Crisis Trading: Time to take up to 13%, 12.3%, 18.6%, even 32% profits on our Pakistan ADR plays
Posted February 28, 2008
by J. Christoph Amberger
Baltimore — (TFN): After the assassination of Pakistani opposition leader Benazir Bhutto, the booming Karachi stock exchange plummeted over the course of several days. So did Pakistani ADRs… with a suitable delay caused by the government-ordered suspension of trading.
Since this happened at a time when most newsletter and trading service editors were still on their Christmas vacation, your trusty friends at TFN were pretty much the only ones covering this buying opportunity. Hey, it's not rocket science: You buy when markets and stocks are low… and you hope to sell when they move up again. If you're awake and at your desk that is…
Accordingly, we monitored the performance of the top Pakistani ADRs throughout the critical period: On January 3, we told you that, while the steep decline in the Karachi stock indexes still had to work its way into the respective ADR prices, the after-effects of this terrorist act will bottom out early in the following week, at which point crisis investing bargain hunters should be ready to snap up depressed share at at least 10% discounts. On January 4, we told you that PakTel and MCB Bank in particlular represented attractive buying opportunities as the Karachi stock exchange would slowly grind back into its bullish tracks by late winter.
Well, here's what our crisis trades have achieved so far. Not all are spectacular winners, but hey… we take up to 36% in two months any old day:
Electricity provider Hub Power Co. (HUPOF) is the laggard of our group of Crisis Trading ADRs. It is up just 6.5% since January 3/4. Not that we're complaining, mind you… the Dow Jones Industrial Index is down -4% over the same period.

Leader of the pack is top Pakistani bank MCB Bank Ltd. (MCBBI). This ADR has been rallying in the past days and is up 32% since our recommendation. Not bad for eight weeks of letting the markets do all the heavy lifting. If we say so ourselves.
The other Pakistani bank large enough to have an ADR trading in the States is United Bank Ltd. (UDBKL). It, too, has recovered nicely, rising 18.6% in the portfolios of crisis traders since the first week of January.

Pakistan's Oil & Gas Development Co. Ltd. (ODVCI) is also back from the dead. Its ADR price has risen by 13%, most of the gains materializing in the aftermath of the postponed elections.
And last not least, there is the country's telecommunications giant Pakistan Telecommunication Co. Ltd. — PakTel — (PKTMF) whose ADR gained 12.3%.
Time to take profits of the table: Pakistani stocks may have reached their pre-crash highs again. But quite honestly, we don't see much of an upside left as the country will continue to be rocked by political upheaval as one of the global flashpoints of militannt islamism hell-bent on bombing its culture back into a crude bronze-age theocracy.

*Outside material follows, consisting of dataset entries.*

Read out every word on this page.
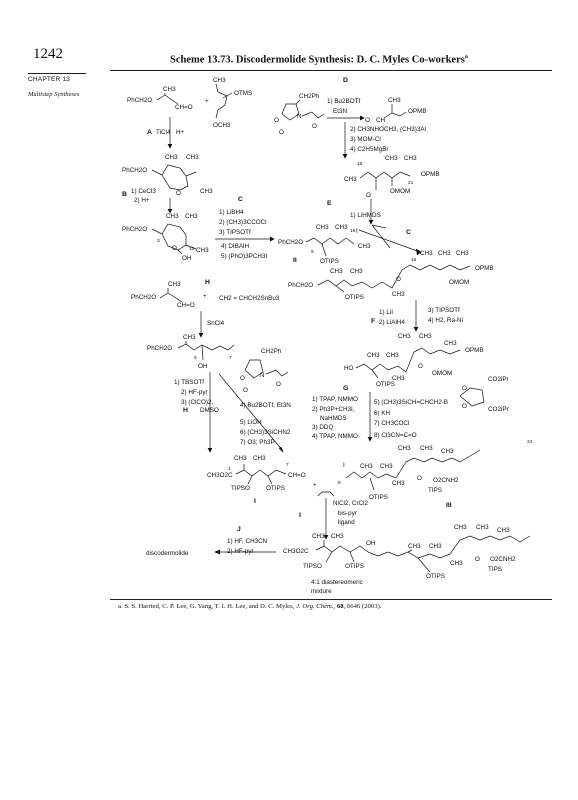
1242	Scheme 13.73. Discodermolide Synthesis: D. C. Myles Co-workers$^a$
CHAPTER 13
Multistep Syntheses
PhCH2O
CH3
CH=O
+
CH3
OTMS
OCH3
A TiCl4 H+
PhCH2O
CH3 CH3
CH3
O
B 1) CeCl3
2) H+
CH3 CH3
PhCH2O
3
12 CH3
OH
O
C
1) LiBH4
2) (CH3)3CCOCl
3) TIPSOTf
4) DIBAlH
5) (PhO)3PCH3I
D
CH2Ph
O
O
N
O
1) Bu2BOTf
Et3N
CH3
OPMB
O CH
2) CH3NHOCH3, (CH3)3Al
3) MOM-Cl
4) C2H5MgBr
CH3 CH3
16
CH3
OPMB
21
O
OMOM
E
1) LiHMDS
C
CH3 CH3
15 I
PhCH2O
CH3
9
OTIPS
II
CH3 CH3 CH3
16
OPMB
CH3 CH3
PhCH2O
O	OMOM
CH3
OTIPS
1) LiI
F 2) LiAlH4
3) TIPSOTf
4) H2, Ra-Ni
CH3 CH3
CH3
OPMB
CH3 CH3
HO	O
OMOM
CH3
OTIPS
G
1) TPAP, NMMO
2) Ph3P+CH3I,
NaHMDS
3) DDQ
4) TPAP, NMMO
5) (CH3)3SiCH=CHCH2-B
6) KH
7) CH3COCl
8) Cl3CN=C=O
CO2iPr
CO2iPr
O
O
24
CH3 CH3 CH3
I CH3 CH3
8
O O2CNH2
CH3
TIPS
OTIPS
III
H
CH3
PhCH2O
CH=O
+ CH2 = CHCH2SnBu3
SnCl4
CH3
PhCH2O
5	7
OH
CH2Ph
O
O
N
O
1) TBSOTf
2) HF-pyr
3) (ClCO)2,
H DMSO
4) Bu2BOTf, Et3N
5) LiOH
6) (CH3)3SiCHN2
7) O3; Ph3P
CH3 CH3
1
7
CH3O2C	CH=O
TIPSO	OTIPS
I
+
I
NiCl2, CrCl2
bis-pyr
ligand
J
1) HF, CH3CN
2) HF-pyr
discodermolide
CH3 CH3 CH3
CH3 CH3
OH	CH3 CH3
CH3O2C
O O2CNH2
CH3
TIPS
TIPSO	OTIPS
OTIPS
4:1 diastereomeric
mixture
a. S. S. Harried, C. P. Lee, G. Yang, T. I. H. Lee, and D. C. Myles, J. Org. Chem., 68, 6646 (2003).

Crisis trading is one of the mainstay strategies of making short-term global profits even in a bear market. A colleague of mine summed up the principle quite well: If there's a major political crisis in any given country — a highly publicized terror attempt, a bombing, a coup attempt — simply go to ADR.com and pull up a list of the ADRs trading for that particular country. Wait for two or three days and then buy the ADRs that have sold off most.
It works like a charm in most scenarios.